Read in and parse the files described in the assignment, synsets.txt and hypernyms.txt. Don't worry about storing the data in any data structures yet. Test that you are parsing the input correctly before proceeding.
Create a data type WordNet. Divide the constructor into two (or more) subtasks (private methods).
- Read in the synsets file and build appropriate data structures. The file synsets.txt contains 82,192 synsets, composed from 119,188 nouns. Do not hardwire either of these numbers; your program must work for any valid synset file. Record the number of synsets for use when constructing the underlying digraph from the hypernyms file.
- Read in the hypernyms file and build a Digraph.

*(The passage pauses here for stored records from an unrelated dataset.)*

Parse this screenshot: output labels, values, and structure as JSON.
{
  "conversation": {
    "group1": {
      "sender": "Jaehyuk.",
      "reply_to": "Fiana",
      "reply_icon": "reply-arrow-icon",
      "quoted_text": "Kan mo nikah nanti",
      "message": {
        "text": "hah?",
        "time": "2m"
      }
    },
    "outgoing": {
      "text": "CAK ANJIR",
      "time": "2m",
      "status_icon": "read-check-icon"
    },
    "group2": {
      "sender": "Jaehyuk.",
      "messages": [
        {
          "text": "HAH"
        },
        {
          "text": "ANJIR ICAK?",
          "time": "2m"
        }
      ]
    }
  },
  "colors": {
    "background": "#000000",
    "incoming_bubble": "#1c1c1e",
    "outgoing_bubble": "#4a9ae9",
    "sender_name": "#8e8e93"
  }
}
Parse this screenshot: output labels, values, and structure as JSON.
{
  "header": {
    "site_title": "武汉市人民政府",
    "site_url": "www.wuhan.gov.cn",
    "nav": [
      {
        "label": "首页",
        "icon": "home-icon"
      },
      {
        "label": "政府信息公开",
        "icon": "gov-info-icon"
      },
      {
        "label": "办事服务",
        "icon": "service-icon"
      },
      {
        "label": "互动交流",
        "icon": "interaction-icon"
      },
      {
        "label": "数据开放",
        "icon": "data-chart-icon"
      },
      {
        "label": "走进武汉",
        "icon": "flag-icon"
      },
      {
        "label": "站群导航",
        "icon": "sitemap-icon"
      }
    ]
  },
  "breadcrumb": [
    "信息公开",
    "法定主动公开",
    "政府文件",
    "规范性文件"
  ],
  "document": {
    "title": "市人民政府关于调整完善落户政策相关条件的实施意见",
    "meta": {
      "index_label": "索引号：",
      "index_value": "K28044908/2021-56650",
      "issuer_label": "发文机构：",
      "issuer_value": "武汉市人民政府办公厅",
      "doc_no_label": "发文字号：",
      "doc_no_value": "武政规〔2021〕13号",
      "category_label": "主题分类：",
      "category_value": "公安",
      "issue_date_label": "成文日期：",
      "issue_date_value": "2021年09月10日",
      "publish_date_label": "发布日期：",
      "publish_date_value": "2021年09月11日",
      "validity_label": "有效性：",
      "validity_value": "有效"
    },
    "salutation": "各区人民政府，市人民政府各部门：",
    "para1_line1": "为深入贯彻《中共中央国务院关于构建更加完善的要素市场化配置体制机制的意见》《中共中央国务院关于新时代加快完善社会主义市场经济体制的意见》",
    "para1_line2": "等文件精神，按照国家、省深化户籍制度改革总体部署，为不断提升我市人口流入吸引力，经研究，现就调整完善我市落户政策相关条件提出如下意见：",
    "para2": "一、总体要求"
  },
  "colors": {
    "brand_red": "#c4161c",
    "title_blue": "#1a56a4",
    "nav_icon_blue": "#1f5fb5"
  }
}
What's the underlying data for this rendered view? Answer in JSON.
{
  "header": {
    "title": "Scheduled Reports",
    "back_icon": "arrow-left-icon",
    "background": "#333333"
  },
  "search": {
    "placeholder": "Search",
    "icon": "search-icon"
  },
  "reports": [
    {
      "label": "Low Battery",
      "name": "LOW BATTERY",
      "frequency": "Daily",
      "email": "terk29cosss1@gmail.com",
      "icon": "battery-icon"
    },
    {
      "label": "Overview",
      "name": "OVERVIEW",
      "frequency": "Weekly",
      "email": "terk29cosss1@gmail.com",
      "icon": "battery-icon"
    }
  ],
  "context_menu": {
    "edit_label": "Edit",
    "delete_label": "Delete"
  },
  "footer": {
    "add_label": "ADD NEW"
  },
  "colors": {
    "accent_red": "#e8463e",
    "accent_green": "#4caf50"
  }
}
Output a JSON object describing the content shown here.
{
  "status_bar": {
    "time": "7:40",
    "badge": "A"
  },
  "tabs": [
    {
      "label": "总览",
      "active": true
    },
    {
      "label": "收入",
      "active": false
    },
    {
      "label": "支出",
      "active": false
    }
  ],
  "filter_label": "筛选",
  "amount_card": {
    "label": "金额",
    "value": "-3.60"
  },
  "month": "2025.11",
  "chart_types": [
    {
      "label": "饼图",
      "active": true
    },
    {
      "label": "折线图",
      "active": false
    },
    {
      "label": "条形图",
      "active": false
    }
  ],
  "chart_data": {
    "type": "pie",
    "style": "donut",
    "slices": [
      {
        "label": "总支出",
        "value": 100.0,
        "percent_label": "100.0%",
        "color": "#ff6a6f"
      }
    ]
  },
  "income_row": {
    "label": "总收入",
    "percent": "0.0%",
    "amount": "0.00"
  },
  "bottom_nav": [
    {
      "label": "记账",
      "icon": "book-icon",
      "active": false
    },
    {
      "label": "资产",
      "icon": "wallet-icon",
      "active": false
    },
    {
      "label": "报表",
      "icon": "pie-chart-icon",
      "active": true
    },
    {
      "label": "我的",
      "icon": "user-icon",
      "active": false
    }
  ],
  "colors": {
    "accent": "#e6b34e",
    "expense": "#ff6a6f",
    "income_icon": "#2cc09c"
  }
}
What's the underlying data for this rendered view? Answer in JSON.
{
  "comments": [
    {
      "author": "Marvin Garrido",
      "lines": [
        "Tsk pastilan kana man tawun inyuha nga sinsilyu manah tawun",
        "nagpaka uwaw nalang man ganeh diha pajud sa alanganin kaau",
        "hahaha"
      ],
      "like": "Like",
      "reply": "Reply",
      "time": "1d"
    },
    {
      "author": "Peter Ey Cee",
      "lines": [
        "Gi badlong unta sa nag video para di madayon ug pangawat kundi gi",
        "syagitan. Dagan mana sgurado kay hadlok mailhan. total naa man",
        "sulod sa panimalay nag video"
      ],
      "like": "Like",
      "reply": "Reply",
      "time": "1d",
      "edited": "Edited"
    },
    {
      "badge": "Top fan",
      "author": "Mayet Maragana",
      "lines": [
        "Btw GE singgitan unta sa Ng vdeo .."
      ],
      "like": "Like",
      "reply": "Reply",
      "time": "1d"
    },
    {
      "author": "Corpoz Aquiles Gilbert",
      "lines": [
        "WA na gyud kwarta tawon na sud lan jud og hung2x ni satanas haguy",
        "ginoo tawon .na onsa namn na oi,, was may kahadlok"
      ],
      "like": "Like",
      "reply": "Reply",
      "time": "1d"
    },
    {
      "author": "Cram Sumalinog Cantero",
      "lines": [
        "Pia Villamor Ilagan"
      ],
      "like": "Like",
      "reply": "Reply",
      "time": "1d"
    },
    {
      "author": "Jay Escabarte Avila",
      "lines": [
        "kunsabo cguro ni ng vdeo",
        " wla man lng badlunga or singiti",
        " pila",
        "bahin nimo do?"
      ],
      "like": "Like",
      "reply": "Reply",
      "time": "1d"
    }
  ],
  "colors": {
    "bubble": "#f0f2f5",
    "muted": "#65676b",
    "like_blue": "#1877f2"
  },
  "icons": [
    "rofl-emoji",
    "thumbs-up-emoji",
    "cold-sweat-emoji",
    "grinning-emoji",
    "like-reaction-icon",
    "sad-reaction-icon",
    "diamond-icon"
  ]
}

The file hypernyms.txt corresponds to a rooted DAG with 82,192 vertices and 84,505 edges. Do not hardwire either of these numbers; your program must work for any valid hypernym file.
Implement the remaining WordNet methods.
Implement Outcast. This should be relatively straightforward by calling the appropriate methods from the WordNet data type.

A video is provided for those wishing additional assistance. Be forewarned that the video was made in early 2014 and is somewhat out of date. For example the API has changed.

Enrichment

This applet connects words by a chain of WordNet synonyms.
This paper measures the semantic orientation of WordNet adjectives by computing their relative distance to "good" and "bad."